I recently came across some controversial articles about salukis, our beloved hunting dogs, which create an inaccurate image of Emiratis, portraying us as “Barbarians” who beat them, break their legs or chop their ears off if they don’t win races.
The publications that print these stereotypes don’t -understand how much they misrepresent the UAE. They bear a heavy responsibility and really should check the information before publishing to avoid causing unnecessary cultural conflicts.
I know that many would say this is attacking freedom of speech, but freedom should never go so far that it harms others.
We respect and love the saluki, our national animal that our ancestors used for hunting and protection. So why would we want to hurt them?
Everyone in our region knows I am one of the biggest activists when it comes to animal conservation. I am an environmental awareness ambassador for the Environment Agency, Abu Dhabi, and would never accept that our salukis are treated -inhumanely.
I admit I have heard stories about how some people hurt their animals, but this can be practised by anyone anywhere in the world who doesn’t appreciate God’s creatures and has almost no heart. So why blame us alone? Why make us the scapegoat for a problem that exists worldwide? All people are humans, but not all humans act decently.
I believe some salukis are being treated badly around the world but it’s wrong to make it look as if we are the only ones who torture them.
In many societies people tend to kill the animals that are hurt or sick or are of no more use to their masters. Unfortunately, some people also do this when their animals underperform in a race, which, in my opinion, is against our Islamic values.

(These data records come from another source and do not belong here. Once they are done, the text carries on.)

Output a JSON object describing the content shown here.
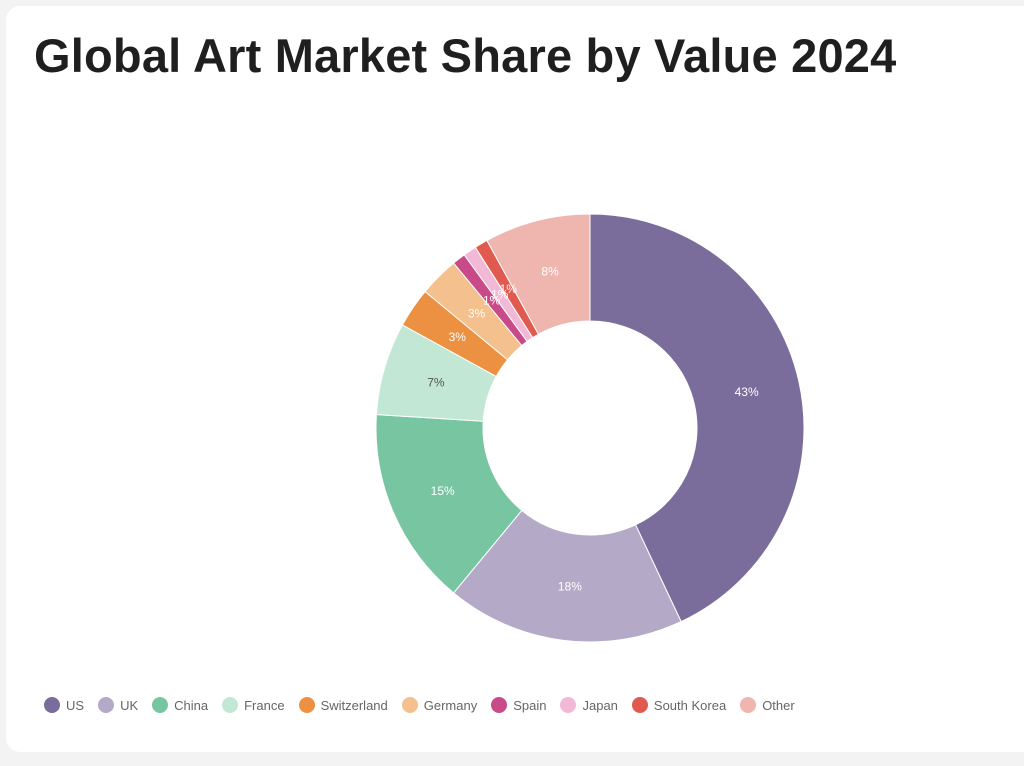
{
  "chart_data": {
    "type": "pie",
    "title": "Global Art Market Share by Value 2024",
    "donut": true,
    "legend_position": "bottom-left",
    "slices": [
      {
        "name": "US",
        "value": 43,
        "label": "43%",
        "color": "#7b6d9b",
        "label_color": "#ffffff"
      },
      {
        "name": "UK",
        "value": 18,
        "label": "18%",
        "color": "#b4aac8",
        "label_color": "#ffffff"
      },
      {
        "name": "China",
        "value": 15,
        "label": "15%",
        "color": "#78c5a2",
        "label_color": "#ffffff"
      },
      {
        "name": "France",
        "value": 7,
        "label": "7%",
        "color": "#c2e7d5",
        "label_color": "#555555"
      },
      {
        "name": "Switzerland",
        "value": 3,
        "label": "3%",
        "color": "#eb9141",
        "label_color": "#ffffff"
      },
      {
        "name": "Germany",
        "value": 3,
        "label": "3%",
        "color": "#f3c08e",
        "label_color": "#ffffff"
      },
      {
        "name": "Spain",
        "value": 1,
        "label": "1%",
        "color": "#c94a89",
        "label_color": "#ffffff"
      },
      {
        "name": "Japan",
        "value": 1,
        "label": "1%",
        "color": "#f2b9d6",
        "label_color": "#ffffff"
      },
      {
        "name": "South Korea",
        "value": 1,
        "label": "1%",
        "color": "#e05a4f",
        "label_color": "#ffffff"
      },
      {
        "name": "Other",
        "value": 8,
        "label": "8%",
        "color": "#efb6b0",
        "label_color": "#ffffff"
      }
    ]
  }
}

To demonstrate how we appreciate our salukis, we have races that usually take place alongside camel or falcon contests. For instance, one is at the International Festival of Falconry, Al Ain. We also have Arabian saluki beauty competitions at events such as the Abu Dhabi International Hunting & Equestrian Exhibition.
Our government supports organisations such as Animal Action and Dubai Municipality Veterinary Clinic to make sure the animals are taken care of and protected. The Arabian Saluki Center is another example.
Let’s help raise awareness together about this global issue by adopting a saluki, volunteering at the Arabian Saluki Center or funding an animal rescue organisation. That way, our special hunting animal will continue to be protected, our image won’t get damaged and no one gets hurt.